Perhaps the most engaging characteristic of ‘T’ Space is the element of surprise. The artists are given total freedom to design an exhibition for the space. Installation artist Polly Apfelbaum’s Haunted House was inspired by a house thought to be haunted near her home in the Hudson Valley. It included hundreds of collected images hung floor to ceiling throughout the main space of the gallery, as well as related clay sculptures.
— Barbara Rose, 2013
The first major encounter I had with Polly’s work was at the opening of our Kiasma Museum in Helsinki on May 31, 1998. One of the large double height galleries was given to Polly and she brilliantly installed a large floor work — easily invigorating that entire cubic space […] In the show Polly made for ‘T’ Space, fragments are found on the internet — a placeless place — and here are remade.
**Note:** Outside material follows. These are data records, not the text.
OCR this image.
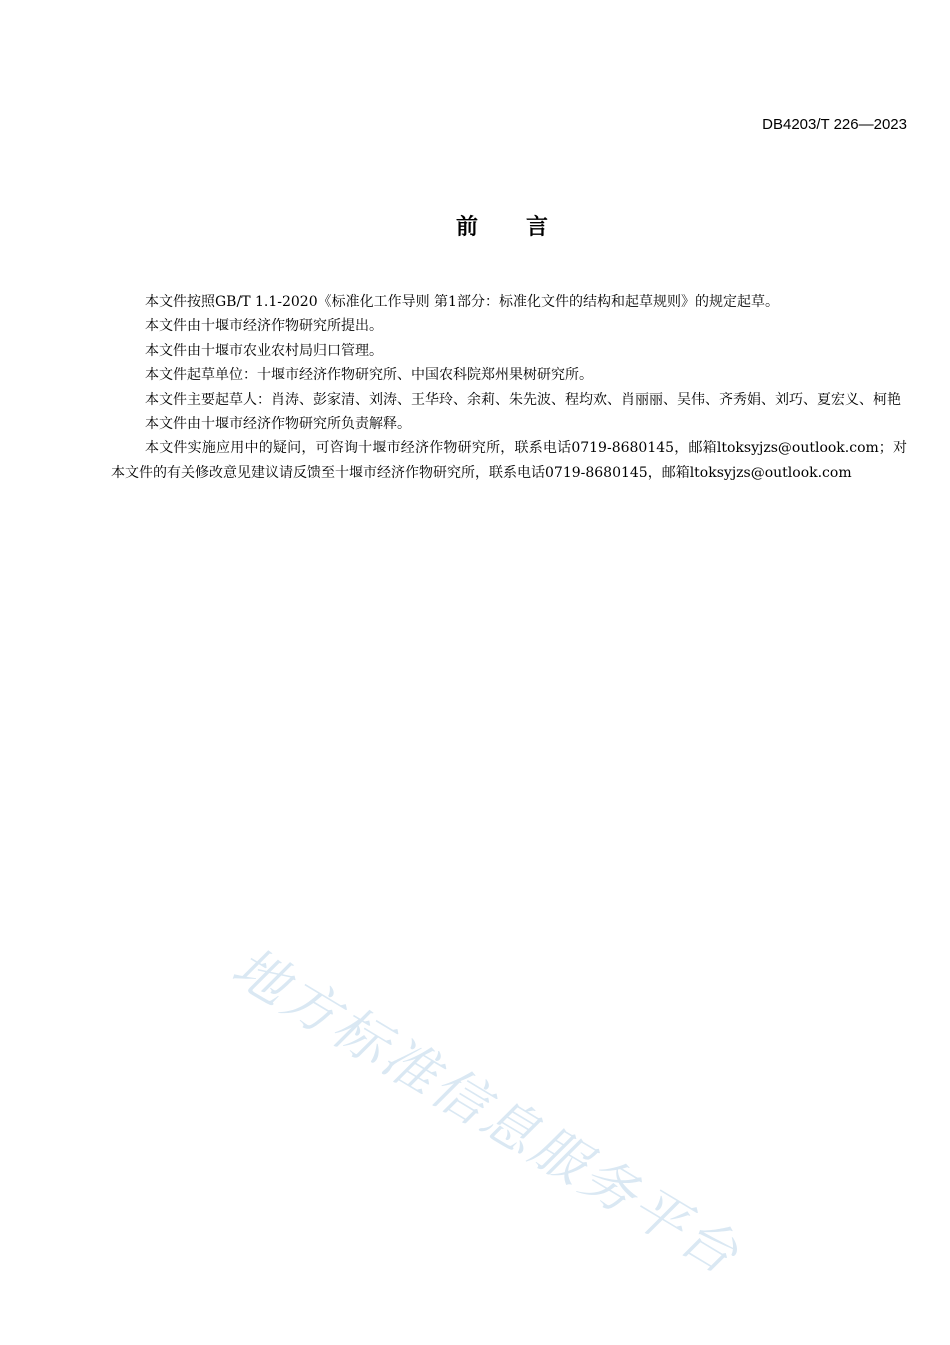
DB4203/T 226—2023
前 言

本文件按照GB/T 1.1-2020《标准化工作导则 第1部分：标准化文件的结构和起草规则》的规定起草。

本文件由十堰市经济作物研究所提出。

本文件由十堰市农业农村局归口管理。

本文件起草单位：十堰市经济作物研究所、中国农科院郑州果树研究所。

本文件主要起草人：肖涛、彭家清、刘涛、王华玲、余莉、朱先波、程均欢、肖丽丽、吴伟、齐秀娟、刘巧、夏宏义、柯艳

本文件由十堰市经济作物研究所负责解释。

本文件实施应用中的疑问，可咨询十堰市经济作物研究所，联系电话0719-8680145，邮箱ltoksyjzs@outlook.com；对本文件的有关修改意见建议请反馈至十堰市经济作物研究所，联系电话0719-8680145，邮箱ltoksyjzs@outlook.com

地方标准信息服务平台
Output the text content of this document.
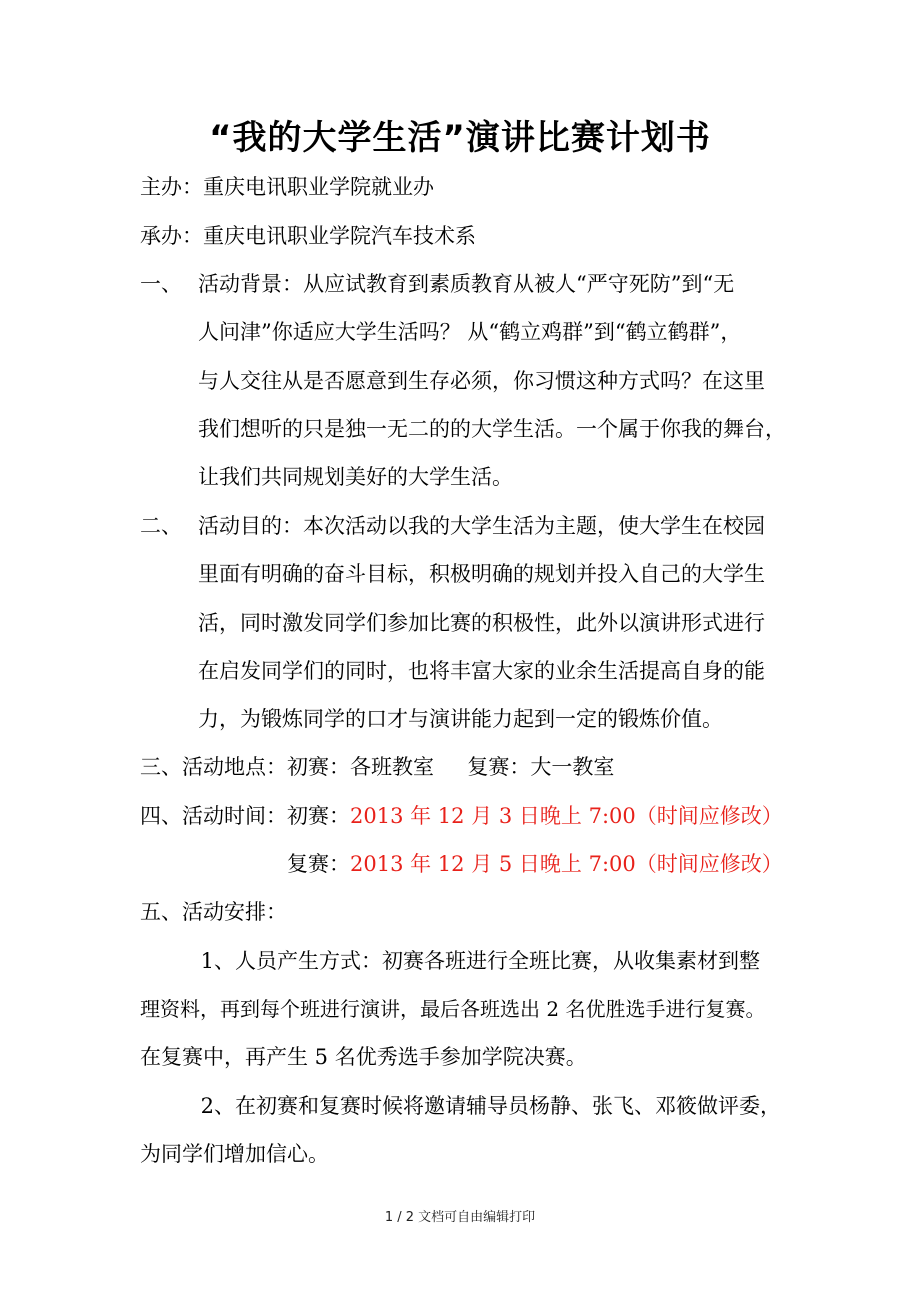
“我的大学生活”演讲比赛计划书
主办：重庆电讯职业学院就业办
承办：重庆电讯职业学院汽车技术系
一、 活动背景：从应试教育到素质教育从被人“严守死防”到“无
人问津”你适应大学生活吗？ 从“鹤立鸡群”到“鹤立鹤群”，
与人交往从是否愿意到生存必须，你习惯这种方式吗？在这里
我们想听的只是独一无二的的大学生活。一个属于你我的舞台，
让我们共同规划美好的大学生活。
二、 活动目的：本次活动以我的大学生活为主题，使大学生在校园
里面有明确的奋斗目标，积极明确的规划并投入自己的大学生
活，同时激发同学们参加比赛的积极性，此外以演讲形式进行
在启发同学们的同时，也将丰富大家的业余生活提高自身的能
力，为锻炼同学的口才与演讲能力起到一定的锻炼价值。
三、活动地点：初赛：各班教室     复赛：大一教室
四、活动时间：初赛：2013 年 12 月 3 日晚上 7:00（时间应修改）
复赛：2013 年 12 月 5 日晚上 7:00（时间应修改）
五、活动安排：
1、人员产生方式：初赛各班进行全班比赛，从收集素材到整
理资料，再到每个班进行演讲，最后各班选出 2 名优胜选手进行复赛。
在复赛中，再产生 5 名优秀选手参加学院决赛。
2、在初赛和复赛时候将邀请辅导员杨静、张飞、邓筱做评委，
为同学们增加信心。
1 / 2 文档可自由编辑打印
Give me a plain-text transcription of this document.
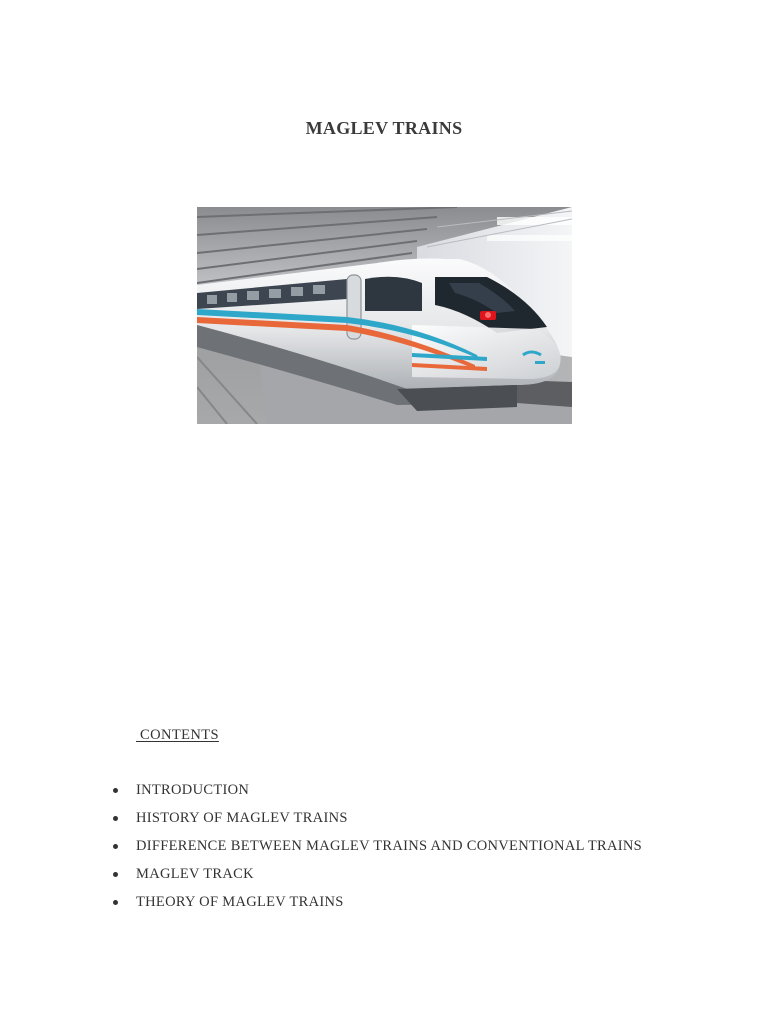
MAGLEV TRAINS
CONTENTS
INTRODUCTION
HISTORY OF MAGLEV TRAINS
DIFFERENCE BETWEEN MAGLEV TRAINS AND CONVENTIONAL TRAINS
MAGLEV TRACK
THEORY OF MAGLEV TRAINS
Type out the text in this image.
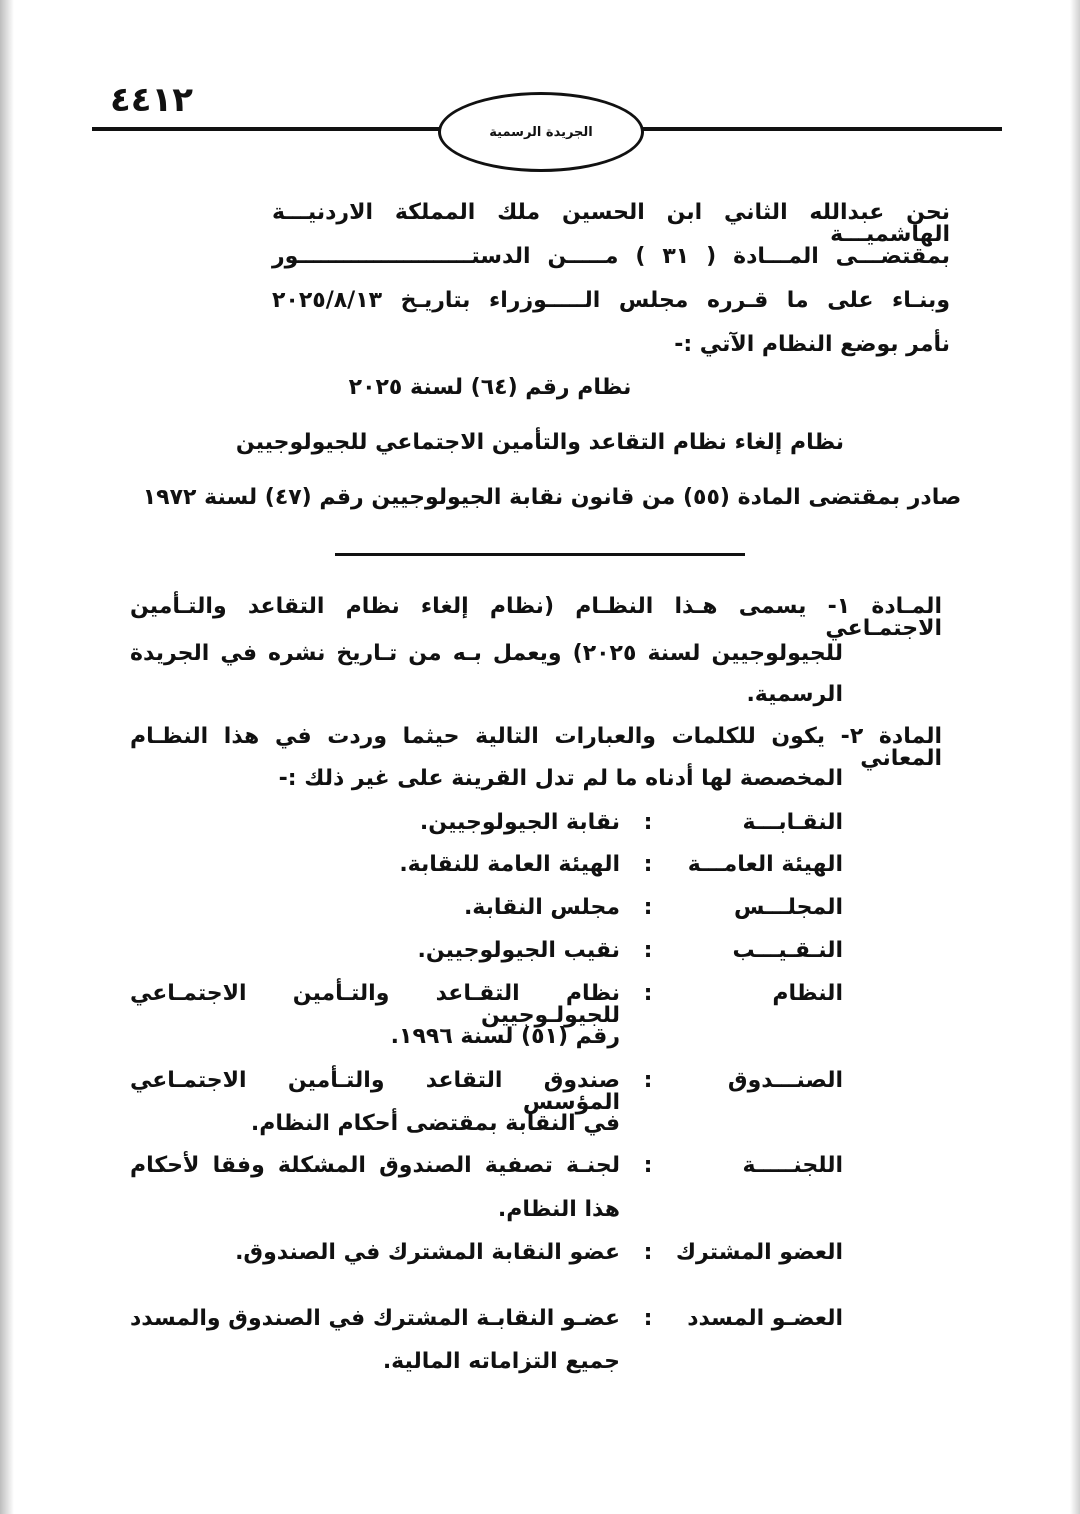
٤٤١٢
الجريدة الرسمية
نحن عبدالله الثاني ابن الحسين ملك المملكة الاردنيـــة الهاشميـــة
بمقتضـــى المـــادة ( ٣١ ) مـــــن الدستـــــــــــــــــــــــور
وبنـاء على ما قـرره مجلس الـــــوزراء بتاريـخ ٢٠٢٥/٨/١٣
نأمر بوضع النظام الآتي :-
نظام رقم (٦٤) لسنة ٢٠٢٥
نظام إلغاء نظام التقاعد والتأمين الاجتماعي للجيولوجيين
صادر بمقتضى المادة (٥٥) من قانون نقابة الجيولوجيين رقم (٤٧) لسنة ١٩٧٢
المـادة ١- يسمى هـذا النظـام (نظام إلغاء نظام التقاعد والتـأمين الاجتمـاعي
للجيولوجيين لسنة ٢٠٢٥) ويعمل بـه من تـاريخ نشره في الجريدة
الرسمية.
المادة ٢- يكون للكلمات والعبارات التالية حيثما وردت في هذا النظـام المعاني
المخصصة لها أدناه ما لم تدل القرينة على غير ذلك :-
النقـابـــة
:
نقابة الجيولوجيين.
الهيئة العامـــة
:
الهيئة العامة للنقابة.
المجلـــس
:
مجلس النقابة.
النـقـيـــب
:
نقيب الجيولوجيين.
النظام
:
نظام التقـاعد والتـأمين الاجتمـاعي للجيولـوجيين
رقم (٥١) لسنة ١٩٩٦.
الصنـــدوق
:
صندوق التقاعد والتـأمين الاجتمـاعي المؤسس
في النقابة بمقتضى أحكام النظام.
اللجنـــــة
:
لجنـة تصفية الصندوق المشكلة وفقا لأحكام
هذا النظام.
العضو المشترك
:
عضو النقابة المشترك في الصندوق.
العضـو المسدد
:
عضـو النقابـة المشترك في الصندوق والمسدد
جميع التزاماته المالية.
It is an honor and thrill to continue riding in the clouds of her scattering spirit.
– Steven Holl, 2012
BIOGRAPHY
Since the 1980s, Polly Apfelbaum (b. 1955, Abington, Pennsylvania) has been filling galleries, museums, and public spaces with a riot of colors composed into exuberant, keenly intelligent works that are simultaneously paintings, sculptures, and installations. Eschewing what she calls the “big, macho structure” of the canvas, Apfelbaum is best known for her brilliantly hued floor pieces, composed of patches and strips of hand-dyed fabrics (often velvet) arranged into abstract forms that stretch and blossom underfoot. She also works with Plasticine, clay, inkjet prints, and, occasionally, found objects. Inspired by Outsider Art, feminism, everyday life, and the expressive qualities of color, Apfelbaum celebrates the exquisite command of color in Abstract Expressionism, while also rejecting its aggressive masculinity. With playful wit, she upends traditional notions of women’s work, presenting fabric forms shaped by intellectual and artistic rigor, full of an engaging depth and richness. Apfelbaum is now based in New York, New York.